What is this male behavior that culture permits, but ought not to? Is Gutmann referring to such stereotypically male behavior as coal mining and sanitation work? Does the professor have in mind the lineman who scales a pole during an ice storm to restore power to the professor’s house? Perhaps he means those who man the fishing fleets in the Bering Sea (and, in doing so, die at a higher rate than in some combat posts) to bring sushi-grade tuna to the foodies in his university town. No, presumably these jobs would remain staffed as they currently are (with an appalling lack of gender equity), even after the ideological reform has been accomplished. But, crucially, these ruffians would no longer indulge their male privilege by, for example, making dick jokes among themselves as they warm their frost-stiffened fingers over a barrel fire. The sun-scorched roofers laying molten tar on the flat roof of a shopping mall in Louisiana, in July, would no longer abuse their high position to glance down the blouses of shoppers walking across the parking lot on their way into the cool air of Nordstrom.
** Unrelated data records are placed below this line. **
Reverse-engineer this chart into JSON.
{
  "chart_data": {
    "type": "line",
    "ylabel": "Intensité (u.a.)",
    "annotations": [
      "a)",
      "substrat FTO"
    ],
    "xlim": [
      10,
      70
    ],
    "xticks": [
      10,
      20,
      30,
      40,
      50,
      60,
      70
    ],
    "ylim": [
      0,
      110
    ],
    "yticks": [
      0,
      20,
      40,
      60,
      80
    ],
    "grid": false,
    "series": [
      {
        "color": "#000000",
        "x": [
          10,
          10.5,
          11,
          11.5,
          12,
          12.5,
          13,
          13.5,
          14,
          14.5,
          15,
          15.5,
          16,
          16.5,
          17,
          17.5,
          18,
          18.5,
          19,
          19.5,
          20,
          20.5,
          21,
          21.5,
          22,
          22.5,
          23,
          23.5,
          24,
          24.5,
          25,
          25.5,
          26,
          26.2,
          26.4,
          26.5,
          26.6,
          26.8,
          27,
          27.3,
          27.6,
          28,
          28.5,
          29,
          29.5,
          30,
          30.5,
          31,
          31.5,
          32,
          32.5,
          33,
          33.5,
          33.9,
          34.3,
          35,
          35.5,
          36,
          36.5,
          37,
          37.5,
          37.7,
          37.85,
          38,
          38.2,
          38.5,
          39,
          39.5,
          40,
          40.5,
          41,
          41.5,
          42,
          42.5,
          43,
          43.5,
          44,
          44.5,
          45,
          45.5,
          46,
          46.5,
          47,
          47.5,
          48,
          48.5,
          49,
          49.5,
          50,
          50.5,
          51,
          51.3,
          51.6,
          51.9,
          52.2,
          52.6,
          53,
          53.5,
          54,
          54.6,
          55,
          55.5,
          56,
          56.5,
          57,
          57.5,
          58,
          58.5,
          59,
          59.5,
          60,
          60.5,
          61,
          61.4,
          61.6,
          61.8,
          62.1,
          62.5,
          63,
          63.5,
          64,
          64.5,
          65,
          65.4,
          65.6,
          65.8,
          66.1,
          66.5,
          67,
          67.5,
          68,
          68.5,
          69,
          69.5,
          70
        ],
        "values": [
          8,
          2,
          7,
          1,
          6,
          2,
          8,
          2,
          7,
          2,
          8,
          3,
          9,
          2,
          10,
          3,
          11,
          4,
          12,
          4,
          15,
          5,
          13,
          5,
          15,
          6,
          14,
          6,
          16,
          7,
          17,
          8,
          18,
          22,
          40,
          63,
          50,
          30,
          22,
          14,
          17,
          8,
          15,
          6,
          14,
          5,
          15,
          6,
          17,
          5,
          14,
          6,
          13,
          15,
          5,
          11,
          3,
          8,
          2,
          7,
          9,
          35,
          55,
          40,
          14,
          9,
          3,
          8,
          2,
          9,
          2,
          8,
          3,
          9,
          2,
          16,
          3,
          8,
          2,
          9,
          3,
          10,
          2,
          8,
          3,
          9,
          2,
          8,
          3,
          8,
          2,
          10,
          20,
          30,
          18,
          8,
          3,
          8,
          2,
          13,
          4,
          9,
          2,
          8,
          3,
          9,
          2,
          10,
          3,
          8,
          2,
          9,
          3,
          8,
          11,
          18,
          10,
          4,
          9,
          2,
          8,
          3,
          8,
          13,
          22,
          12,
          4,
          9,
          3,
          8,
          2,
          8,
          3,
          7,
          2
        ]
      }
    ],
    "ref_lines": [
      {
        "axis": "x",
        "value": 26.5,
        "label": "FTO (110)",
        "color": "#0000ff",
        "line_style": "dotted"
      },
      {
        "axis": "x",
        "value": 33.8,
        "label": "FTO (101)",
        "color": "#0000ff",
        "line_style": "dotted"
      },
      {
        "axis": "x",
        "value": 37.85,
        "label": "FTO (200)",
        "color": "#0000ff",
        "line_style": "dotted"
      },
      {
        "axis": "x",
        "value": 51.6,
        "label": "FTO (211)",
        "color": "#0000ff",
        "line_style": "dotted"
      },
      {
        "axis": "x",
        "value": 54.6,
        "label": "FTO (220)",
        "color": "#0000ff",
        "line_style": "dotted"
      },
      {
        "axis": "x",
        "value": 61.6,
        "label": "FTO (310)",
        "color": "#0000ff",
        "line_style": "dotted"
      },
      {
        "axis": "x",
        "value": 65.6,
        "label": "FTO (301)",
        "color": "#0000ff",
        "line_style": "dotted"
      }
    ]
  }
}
The roofers would be made to understand: that’s violence.
Today, to be male is to live under a moral stain. In particular, it has been decided that male sexuality is illegitimate. Of course, it has always posed a problem for society, as something that needs to be domesticated – made generative rather than destructive – because it presents hazards and indispensable energies. It provides both obstacles to the civilizing project of moral formation, and the basic material for that project.[1] Currently we view it through the simplifying lens of the criminal code, with concepts such as sexual assault and sexual harassment. These are made to stand for male sexuality altogether.
The rise of the sex narcs
In an eye-opening law review article titled “The Sex Bureaucracy,” two Harvard law professors with impeccable feminist credentials report in great detail what they call “the bureaucratic leveraging of sexual violence and harassment policy to regulate ordinary sex.” The story told by Jacob Gersen and Jeannie Suk is focused mainly on universities.[2]